Non-gaussian Statistics as a Probe of the Early Universe
Open Access
- Graduate Program:
- Physics
- Degree:
- Doctor of Philosophy
- Document Type:
- Dissertation
- Date of Defense:
- June 04, 2015
- Committee Members:
- Sarah Elizabeth Shandera, Dissertation Advisor
- Martin Bojowald, Committee Member
- Eugenio Bianchi, Committee Member
- Donghui Jeong, Special Member
- Keywords:
- cosmology
- inflation
- primordial perturbations
- cosmic microwave background
- statistics
- non-Gaussianity
- cosmic variance
- Abstract:
- We study effects from mode coupling or non-Gaussianity in the primordial curvature perturbations. For local-type non-Gaussianity, which couples fluctuations on very different scales, we study the influence of long-wavelength background modes on the statistical properties of short-scale modes in a finite volume such as the observable universe.
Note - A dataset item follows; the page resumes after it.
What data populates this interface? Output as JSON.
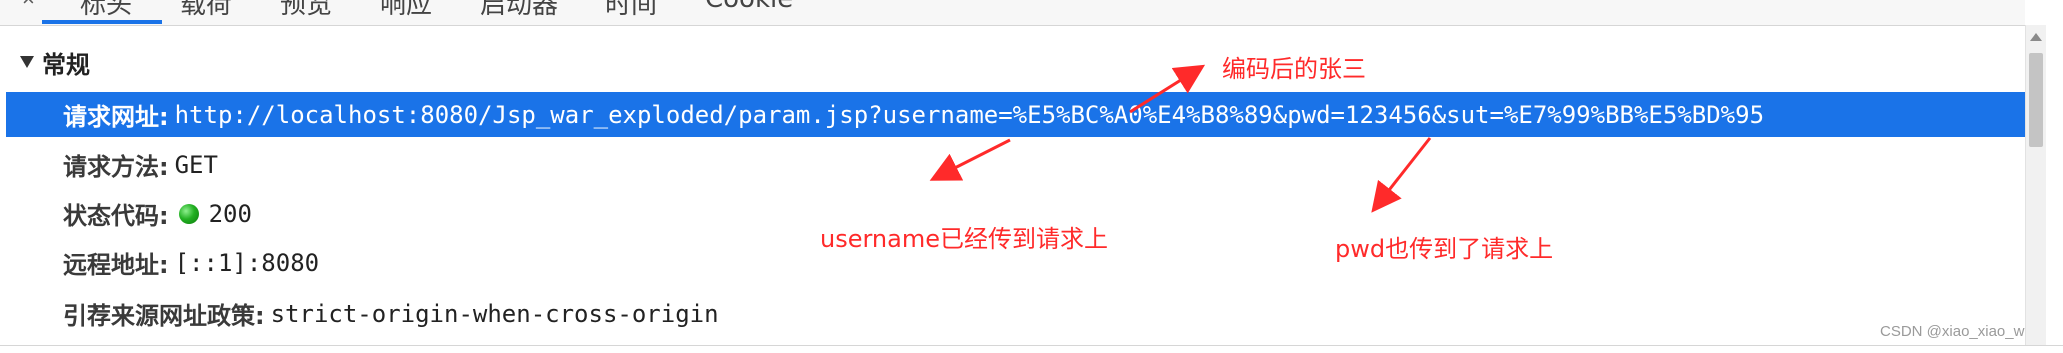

We show that background modes can introduce a shift or bias to observed parameters, and quantify this influence for the primordial power spectrum $\Delta^2_\zeta$, non-Gaussianity parameter $f_{\rm NL}$, spectral index $n_s$, and dark matter halo power spectrum. We show that a non-Gaussian field with sufficiently strong coupling of modes on long and short scales will appear nearly Gaussian in typical subvolumes that are sufficiently small, indicating the naturalness of the weakly non-Gaussian local ansatz. In light of these results, we discuss the implications of observing the universe in a finite volume for our understanding of inflation. In addition to studying the statistical properties of curvature perturbations on a fixed spatial slice at the end of inflation, we also consider an example of mode coupling arising from nonlinear inflationary dynamics. A non-vacuum initial state at the onset of inflation can allow scalar curvature perturbations to couple strongly to long-wavelength tensor perturbations, resulting in an anisotropic contribution to the power spectrum of density perturbations.